Anyone who saw director Emerald Fennell’s 2023 film Saltburn, which also starred Elordi and had Robbie as a co-producer, will have some idea of what to expect from the new film. That bizarre tale of effete aristos, class snobbery, and perverse eroticism has already acquired a cult status with its scenes of Irish actor Barry Keoghan drinking Elordi’s semen-flavoured bath water and copulating on his freshly dug grave.
Stand by, then, for shots of BDSM action, and Robbie’s character Catherine Earnshaw masturbating in the wild Yorkshire moorland setting that never featured in Brontë’s tortured tale. For this is a very 21st century vision of her novel, just as the 1939 film of the story, starring Merle Oberon as Catherine and Laurence Olivier as her demon lover Heathcliff spoke to a different Britain in that era that was as tightly buttoned as one of Olivier’s fancy waistcoats.
Social media is awash with complaints from baffled influencers
Already, in our racially obsessed times, the new film has been attacked because Elordi is white. Brontë specifically stated that Heathcliff is a gypsy, yet in some critics’ eyes, Fennell clearly missed a politically correct trick in not having him played by a black actor.
The bewilderment of new readers coming to the novel with fresh eyes is excusable given the sheer oddness of the story born of Brontë’s extraordinary imagination. Whatever liberties Fennell has taken with the story cannot match the sheer brute power of Brontë’s gothic creation. Above all, it is the dark mystery of Heathcliff that has drawn our fascination across the centuries. Where does he come from and where does he go? How did he acquire his wealth when he reappears at the farm? What is the real nature of his consuming love for Catherine? The consummation of their love cannot come in this life but is only possible posthumously when Heathcliff commands that he is buried alongside Catherine, so that their bodies will finally meet and mingle as they decompose together.

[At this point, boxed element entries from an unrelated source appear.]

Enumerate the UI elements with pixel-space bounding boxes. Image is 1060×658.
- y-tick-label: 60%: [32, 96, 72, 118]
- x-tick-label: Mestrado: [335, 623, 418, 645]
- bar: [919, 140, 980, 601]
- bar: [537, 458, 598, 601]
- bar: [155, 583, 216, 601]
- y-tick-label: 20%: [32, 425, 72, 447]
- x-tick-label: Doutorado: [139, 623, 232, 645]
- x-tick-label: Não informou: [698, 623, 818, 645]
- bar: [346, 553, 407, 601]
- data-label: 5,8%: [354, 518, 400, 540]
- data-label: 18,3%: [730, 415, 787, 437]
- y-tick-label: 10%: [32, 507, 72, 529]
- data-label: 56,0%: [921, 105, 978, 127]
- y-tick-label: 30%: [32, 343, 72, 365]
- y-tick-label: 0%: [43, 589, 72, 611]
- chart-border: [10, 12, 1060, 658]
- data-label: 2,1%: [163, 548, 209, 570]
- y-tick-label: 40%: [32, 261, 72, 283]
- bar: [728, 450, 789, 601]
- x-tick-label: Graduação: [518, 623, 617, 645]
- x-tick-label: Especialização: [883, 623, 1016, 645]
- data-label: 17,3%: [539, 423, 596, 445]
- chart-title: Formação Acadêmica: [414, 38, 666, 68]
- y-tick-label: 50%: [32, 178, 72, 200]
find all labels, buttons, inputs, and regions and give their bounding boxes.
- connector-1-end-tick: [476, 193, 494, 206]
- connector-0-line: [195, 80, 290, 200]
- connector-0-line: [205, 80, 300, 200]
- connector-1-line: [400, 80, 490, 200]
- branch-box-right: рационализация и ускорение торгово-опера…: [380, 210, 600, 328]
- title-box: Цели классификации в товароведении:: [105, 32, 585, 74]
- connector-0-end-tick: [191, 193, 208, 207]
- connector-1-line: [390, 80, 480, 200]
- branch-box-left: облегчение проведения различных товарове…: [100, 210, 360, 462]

Any director is entitled to interpret the only novel produced by Emily in any manner that they see fit, and endow her story with their own interests and obsessions, but the saga of the three doomed Brontë sisters and their tragic lives is quite strange and striking enough in its own right to stand on its legs unaided, without adding the props of our own contemporary embellishments to their tales.
How miraculous it is, after all, that the unlikely setting of a bleak parsonage in a remote Yorkshire village nurtured not one, not two, but three literary geniuses of first-class stature who briefly overcame disease, prejudice and provincial isolation to produce works of art that continue to amaze and enthrall us today.
Charlotte, Emily and Anne Brontë are rightly hailed as heroines of feminism, but their lives and works far outstrip the narrow boundaries of such fashionable causes: they are astounding evidence of the triumph of the human spirit in the face of pitiless adversity. No wonder that we find them difficult to understand in our debased age.